Musste sie jetzt wirklich wieder aufbrechen? Sollte sie den Platz verteidigen? Sie hatte allerdings keine Lust auf Streit, und irgendwie konnte sie den kleinen, frechen Pinguin sogar verstehen. Schließlich antwortete sie: „Oh, also … nun … das tut mir leid. Kann ich schon verstehen, dass du deinen Platz gerne für dich haben willst. Es ist nur so, dass ich meinen Lieblingsplatz leider verloren habe. Es ist in letzter Zeit so warm geworden, dass immer mehr Eis geschmolzen ist, und mein geheimer Ort wurde auf einmal zu einer Eisscholle und trieb dann einfach davon.“
Für einen kurzen Augenblick sahen sich die beiden Tiere schweigend an. Pedro tat es nun leid, dass er so gemein gewesen war. Auch er hatte bemerkt, wie die ungewöhnlich hohen Temperaturen in letzter Zeit das Eis immer schneller zum Schmelzen brachten, und es machte ihn traurig, dass diese nette Seehündin ihren Lieblingsort verloren hatte. „Oh … also … ähm … das … das … das … tut mir leid. Also ähmm … wegen deines Platzes … blöder Klimawandel, ich geh auch immer zu den Klimastreiks, aber leider hat sich noch nicht viel geändert.“
Pedro blickte zu Boden. Nun war ihm sein aggressives Verhalten von zuvor richtig peinlich. „Ah, ich dachte schon, ich kenn dich doch von irgendwoher. Ich bin auch immer auf den Demonstrationen. Wie heißt du denn?“ Die Seehündin schien wirklich nett zu sein, sie wirkte trotz seines anfänglich schroffen Tons nicht verärgert. „Ich bin Pedro, und du?“
„Ich heiße Lisa. Nun Pedro, es tut mir leid, dass ich deinen geheimen Sonnengenieß-Ort einfach für mich beansprucht habe. Ich wusste nicht, dass es dein Platz ist, vielleicht solltest du ein Schildchen aufstellen?“
Nun kam sich Pedro wirklich lächerlich vor. Welches Anrecht hatte er eigentlich auf diesen Platz, war die Antarktis nicht für alle da? „Nun, dann such ich mal eifrig weiter nach einem anderen Ort. Genieß die Sonne noch!“, unterbrach Lisa seine Gedanken und wandte sich bereits ab, als Pedro ihr nach kurzem Zögern zurief: „Lisa!“ Die Seehündin blickte ihn fragend an: „Was denn?“
Es kostete Pedro sichtlich Überwindung, seinen Fehler zuzugeben, doch schließlich nuschelte er leise: „Entschuldigung.“
Lisa schien es kaum gehört zu haben. Da nahm der Pinguin all seinen Mut zusammen und wiederholte: „Entschuldigung. Es tut mir leid, dass ich vorhin so gemein war. Eigentlich ist doch Platz genug, und wenn du möchtest, kannst du gerne hierbleiben.“ Lisas Miene hellte sich auf: „Wirklich, Pedro? Es macht dir nichts aus?“ Pedro schüttelte seinen Schnabel: „Nein, und weißt du, irgendwie gehört mir der Platz ja genauso wenig wie dir. Außerdem warst du zuerst da, und das heißt genau genommen, dass vielleicht sogar ich gehen sollte. Also, wenn du allein sein willst, dann muss ich heute wohl woanders hin.“ Nun grinste Lisa: „Okay, fein. Dann auf Wiedersehen.“
Verwundert blickte Pedro Lisa an, damit hatte er nun wirklich nicht gerechnet.

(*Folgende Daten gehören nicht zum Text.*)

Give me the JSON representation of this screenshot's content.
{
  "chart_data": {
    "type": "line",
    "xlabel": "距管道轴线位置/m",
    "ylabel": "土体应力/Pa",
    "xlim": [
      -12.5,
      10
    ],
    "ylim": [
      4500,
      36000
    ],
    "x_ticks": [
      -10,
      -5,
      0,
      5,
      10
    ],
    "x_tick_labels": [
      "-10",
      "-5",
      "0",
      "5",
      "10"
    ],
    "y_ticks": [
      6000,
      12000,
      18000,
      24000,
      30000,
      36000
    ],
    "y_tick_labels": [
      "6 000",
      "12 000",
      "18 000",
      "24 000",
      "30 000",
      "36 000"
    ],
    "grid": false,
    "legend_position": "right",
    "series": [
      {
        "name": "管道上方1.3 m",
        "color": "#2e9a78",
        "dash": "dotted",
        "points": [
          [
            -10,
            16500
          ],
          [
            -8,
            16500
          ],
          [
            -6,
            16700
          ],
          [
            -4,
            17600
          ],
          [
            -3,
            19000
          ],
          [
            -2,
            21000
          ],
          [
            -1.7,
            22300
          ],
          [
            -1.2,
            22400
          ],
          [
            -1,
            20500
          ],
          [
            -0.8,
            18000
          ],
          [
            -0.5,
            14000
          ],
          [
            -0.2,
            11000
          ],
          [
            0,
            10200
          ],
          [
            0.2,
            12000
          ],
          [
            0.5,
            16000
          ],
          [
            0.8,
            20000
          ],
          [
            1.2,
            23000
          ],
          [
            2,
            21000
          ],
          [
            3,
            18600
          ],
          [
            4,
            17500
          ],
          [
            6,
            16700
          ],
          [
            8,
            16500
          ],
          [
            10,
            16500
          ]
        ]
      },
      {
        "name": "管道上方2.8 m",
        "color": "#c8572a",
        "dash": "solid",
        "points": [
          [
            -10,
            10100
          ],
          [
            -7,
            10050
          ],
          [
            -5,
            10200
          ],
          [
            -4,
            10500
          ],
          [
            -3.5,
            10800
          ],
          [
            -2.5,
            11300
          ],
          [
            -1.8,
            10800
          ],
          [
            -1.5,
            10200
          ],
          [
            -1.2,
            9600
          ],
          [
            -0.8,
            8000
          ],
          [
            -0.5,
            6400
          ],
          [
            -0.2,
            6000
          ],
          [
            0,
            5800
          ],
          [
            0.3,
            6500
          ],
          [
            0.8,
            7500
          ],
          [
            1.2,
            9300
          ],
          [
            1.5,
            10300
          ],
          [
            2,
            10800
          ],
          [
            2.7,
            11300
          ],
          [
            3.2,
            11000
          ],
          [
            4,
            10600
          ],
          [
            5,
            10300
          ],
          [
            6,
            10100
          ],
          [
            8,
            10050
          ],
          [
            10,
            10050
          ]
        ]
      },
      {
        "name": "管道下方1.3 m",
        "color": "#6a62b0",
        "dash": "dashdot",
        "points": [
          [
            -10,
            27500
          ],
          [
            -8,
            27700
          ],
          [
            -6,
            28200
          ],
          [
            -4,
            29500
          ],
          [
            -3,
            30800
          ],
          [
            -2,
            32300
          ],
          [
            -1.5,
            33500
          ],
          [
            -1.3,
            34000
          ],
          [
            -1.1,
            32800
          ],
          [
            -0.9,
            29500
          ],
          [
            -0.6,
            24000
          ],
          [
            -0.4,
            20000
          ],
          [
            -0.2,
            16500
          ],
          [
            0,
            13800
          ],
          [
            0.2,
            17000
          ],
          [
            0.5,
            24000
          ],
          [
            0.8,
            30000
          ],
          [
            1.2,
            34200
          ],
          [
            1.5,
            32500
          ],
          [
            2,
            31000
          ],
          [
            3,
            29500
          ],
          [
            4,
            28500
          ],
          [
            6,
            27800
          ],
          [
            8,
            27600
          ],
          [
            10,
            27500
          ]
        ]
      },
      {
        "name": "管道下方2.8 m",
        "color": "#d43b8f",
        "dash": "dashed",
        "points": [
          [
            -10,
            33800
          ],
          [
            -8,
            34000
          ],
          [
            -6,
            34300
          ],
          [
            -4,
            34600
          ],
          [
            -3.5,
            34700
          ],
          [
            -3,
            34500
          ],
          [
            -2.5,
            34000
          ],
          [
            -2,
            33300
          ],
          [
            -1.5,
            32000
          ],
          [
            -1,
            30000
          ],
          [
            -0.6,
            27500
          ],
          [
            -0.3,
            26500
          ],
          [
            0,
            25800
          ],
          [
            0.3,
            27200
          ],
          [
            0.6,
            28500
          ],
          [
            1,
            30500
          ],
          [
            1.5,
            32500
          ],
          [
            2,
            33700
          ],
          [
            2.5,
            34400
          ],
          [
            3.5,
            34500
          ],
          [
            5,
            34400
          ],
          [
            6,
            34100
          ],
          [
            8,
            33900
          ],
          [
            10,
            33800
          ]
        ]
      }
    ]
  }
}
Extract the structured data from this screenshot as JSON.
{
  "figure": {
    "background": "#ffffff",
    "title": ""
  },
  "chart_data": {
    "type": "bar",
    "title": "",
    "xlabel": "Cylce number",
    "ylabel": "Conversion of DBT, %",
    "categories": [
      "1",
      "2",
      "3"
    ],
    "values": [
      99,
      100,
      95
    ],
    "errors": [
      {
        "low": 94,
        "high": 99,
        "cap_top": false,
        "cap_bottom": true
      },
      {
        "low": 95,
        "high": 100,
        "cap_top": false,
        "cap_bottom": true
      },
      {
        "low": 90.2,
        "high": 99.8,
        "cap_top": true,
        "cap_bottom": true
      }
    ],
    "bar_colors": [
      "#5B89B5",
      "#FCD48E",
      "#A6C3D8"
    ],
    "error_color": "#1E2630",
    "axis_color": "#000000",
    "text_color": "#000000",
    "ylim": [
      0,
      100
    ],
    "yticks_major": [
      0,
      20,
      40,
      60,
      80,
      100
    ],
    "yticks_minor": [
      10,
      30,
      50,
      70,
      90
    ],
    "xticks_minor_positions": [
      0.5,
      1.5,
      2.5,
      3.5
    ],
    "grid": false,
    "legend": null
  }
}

„Haha, du siehst aus wie ein Albatros, der seinen Fisch beim Flug verloren hat!“, lachte Lisa. „Ich scherze doch nur, ich freue mich, wenn du gerne hierbleibst.“ Nun mussten beide lachen, und das Eis war gebrochen, also zwischen Pedro und Lisa wohlgemerkt. Die beiden trafen sich seit diesem Tag beinahe täglich und gründeten Jahre später die „UEGHA“, eine Umweltorganisation, die sich für den Erhalt der geheimen Sonnengenieß-Orte der Antarktis einsetzt.